When someone tries to open a DRM-restricted document (in this case, a PDF file: break that DRM and go to jail), Lenovo software asks the user to swipe a finger across the sensor. My finger results in an access denied message; the Lenovo security guy’s finger opens the document.

If you’ve ever had a laptop stolen, this might sound useful. It is. In fact, encrypting hard disks or individual files is the main use that most vendors are promoting for the chip. Thinkpads have been able to do that since their IBM days, and now most other laptops can too. You can probably try it out by downloading software from your laptop manufacturer’s site, and Microsoft is building similar functionality into Vista as Palladium  NGSCB   Secure Startup  BitLocker.

The fingerprint sensor is also a good thing, if it’s just used for encryption. It’s even good for privacy: It means that network servers can authenticate you based on your fingerprint, without sending any fingerprint data over the network. (How? You authenticate to the chip in your laptop with your fingerprint, then the chip authenticates to the server with a digital certificate.)

But DRM goes beyond encryption. In the system that Lenovo demonstrated, the decision about who can do what with the file is made by whoever generates the PDF, not by the person or organization that owns the laptop. According to Lenovo, the system is also aimed at tracking who reads a document and when, because the chip can report back every access attempt. If you access the file, your fingerprint is recorded.
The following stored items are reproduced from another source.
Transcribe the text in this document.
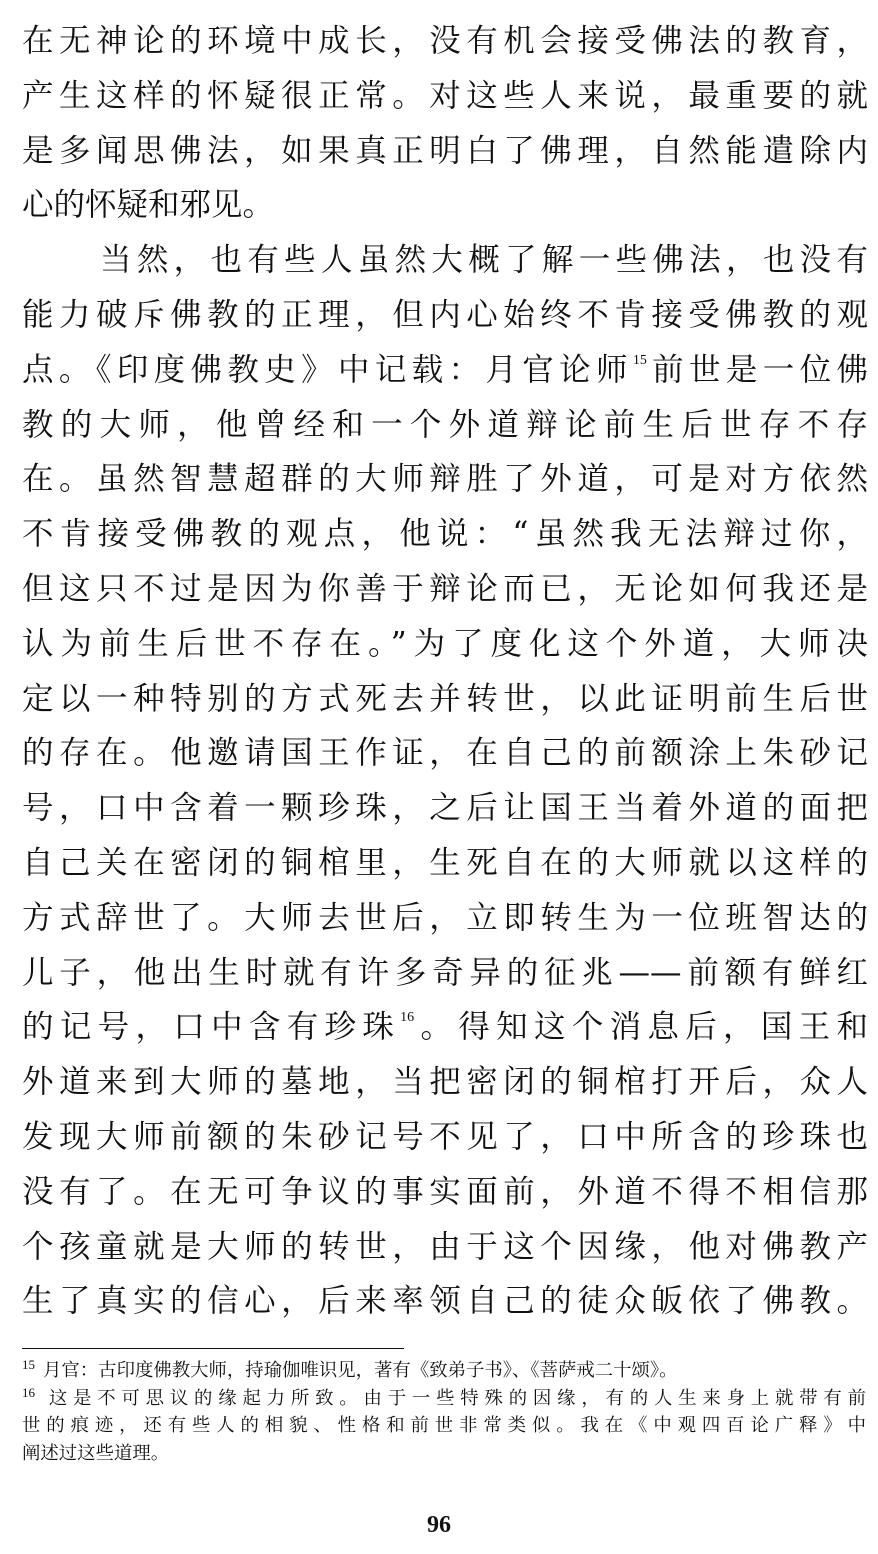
在无神论的环境中成长，没有机会接受佛法的教育，
产生这样的怀疑很正常。对这些人来说，最重要的就
是多闻思佛法，如果真正明白了佛理，自然能遣除内
心的怀疑和邪见。
当然，也有些人虽然大概了解一些佛法，也没有
能力破斥佛教的正理，但内心始终不肯接受佛教的观
点。《印度佛教史》中记载：月官论师$^{15}$前世是一位佛
教的大师，他曾经和一个外道辩论前生后世存不存
在。虽然智慧超群的大师辩胜了外道，可是对方依然
不肯接受佛教的观点，他说：“虽然我无法辩过你，
但这只不过是因为你善于辩论而已，无论如何我还是
认为前生后世不存在。”为了度化这个外道，大师决
定以一种特别的方式死去并转世，以此证明前生后世
的存在。他邀请国王作证，在自己的前额涂上朱砂记
号，口中含着一颗珍珠，之后让国王当着外道的面把
自己关在密闭的铜棺里，生死自在的大师就以这样的
方式辞世了。大师去世后，立即转生为一位班智达的
儿子，他出生时就有许多奇异的征兆——前额有鲜红
的记号，口中含有珍珠$^{16}$。得知这个消息后，国王和
外道来到大师的墓地，当把密闭的铜棺打开后，众人
发现大师前额的朱砂记号不见了，口中所含的珍珠也
没有了。在无可争议的事实面前，外道不得不相信那
个孩童就是大师的转世，由于这个因缘，他对佛教产
生了真实的信心，后来率领自己的徒众皈依了佛教。
$^{15}$ 月官：古印度佛教大师，持瑜伽唯识见，著有《致弟子书》、《菩萨戒二十颂》。
$^{16}$ 这是不可思议的缘起力所致。由于一些特殊的因缘，有的人生来身上就带有前
世的痕迹，还有些人的相貌、性格和前世非常类似。我在《中观四百论广释》中
阐述过这些道理。
96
That might also sound useful, provided of course that you’re the one doing the recording and restricting. (I’d love to be Big Brother! Wouldn’t we all?) The problem is that you won’t be. Even if we forget about media companies for the moment, and assume that DRM is just for businesses that need to protect their sensitive documents from disclosure by employees or outsourcing partners, it’s still a bad tradeoff.

A DRM system may seem to empower whoever is setting the restrictions (in this case, the PDF creator), but that’s just power by proxy. The real control lies with the hardware and software companies. They’re the ones who actually enforce the DRM and have the encryption keys, so they can hold your data to ransom.

DRM customers are already locked into a single vendor: A DRM-restricted Word document can only be read by Word (not OO.org, WordPerfect or Writely), just as a DRM-restricted iTunes download can only be played on an iPod. Present versions of Word and iTunes still let customers escape by using the Windows clipboard or a CD burner, but that capability can be removed at any time.

Relying on DRM means trusting all the vendors involved (in this case, Microsoft, Adobe, Lenovo and its component suppliers) more than you trust the users of the system. You need to trust the vendors both morally and practically: Can Microsoft be trusted not to abuse its power? And can Microsoft be trusted to develop a system that isn’t full of security holes?

If you’re a movie studio or a record label, the users are your customers. You probably do trust Microsoft and the TCG more than your customers, so DRM might make sense. But if you’re an organization seeking to protect sensitive data, the users are your own employees and business partners. Are they really less trustworthy than Microsoft, its employees and its business partners?

Do you trust Microsoft and the TCG more than your own employees and business partners?